As Sitharaman pointed out, the country imports a huge quantity of technical textiles to meet the stringent standards in healthcare, mining and other industries. With the assistance of state governments, the mission aims to promote manufacturing using different kinds of materials like cotton, wool, jute and plastic. The idea is to help existing manufacturers to have multi-fold expansion or even to set up new industries. The budget has also announced tax reliefs and procedural simplification for manufacturers in categories of cotton, silk and polyester. This would help India to maintain the second position after China in overall textile exports. (The European Union has more exports than India, but among individual countries, India is second).
Textiles Minister Smriti Irani has been prodding for stronger relief to face the competition from across the eastern border. The coronavirus epidemic may affect the performance of China, though no estimates are available on cancellation or delay of garment import orders placed by the United States and European countries with the Asian major, yet. The Bangladesh government is projecting apparel exports valued at $38 billion with a growth rate of 7 per cent in 2019-2020, while Indian exports projection in this category is $35 billion with a growth of little over 1 per cent.
Apparels account for more than 80 per cent of the total exports of Bangladesh, whereas it forms a smaller portion of India’s textile exports. When India started competing in the 1990s with southeast Asian countries for exporting apparels, prime minister P.V. Narasimha Rao said traditional trade like tailoring had given new hope to millions of Indians, especially women.

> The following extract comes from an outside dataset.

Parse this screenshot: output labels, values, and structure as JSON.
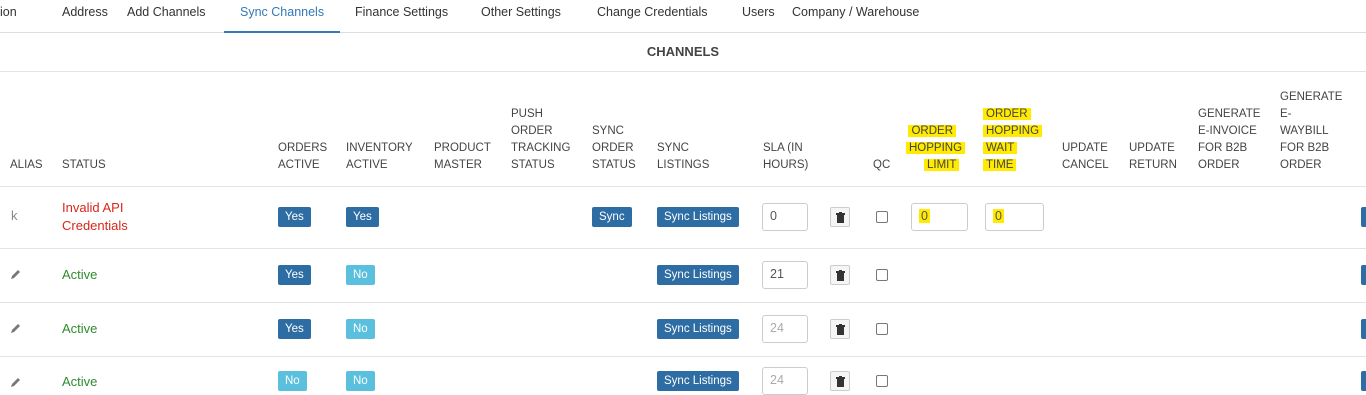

The small textile department in the industries department grew into a ministry, as commerce ministers P. Chidambaram and P.J. Kurien lobbied hard for elimination of country-wise limits put by the United States on garment imports. Once the limitations were removed, textiles from little known places like Tiruppur and Ludhiana, and from big cities like Bengaluru and Ahmedabad crowded the ports. For Bengaluru, after software, apparels became the second largest export item. The World Trade Organization agreements further boosted Indian exports.
But shifting American policies, combined with rising costs of production in India, gave other countries more space in the global marketplace. When the United States said it would give preferential treatment for countries affected by external and civil wars as well as refugee influx, even some Indian exporters shifted their factories to special-category countries like Jordan.
Bangladesh has benefitted in recent years because of its humane policy towards providing shelter to the Rohingya refugees from Myanmar.
The technical textile mission’s first objective is to ensure self sufficiency in special kind of textiles across the country and to eliminate the imports, as it is a tough global market for exports—dominated again by the Chinese. Both Sitharaman and Irani are ambassadors of the rainbow range of sarees, and now they have joined hands to promote other kind of textiles.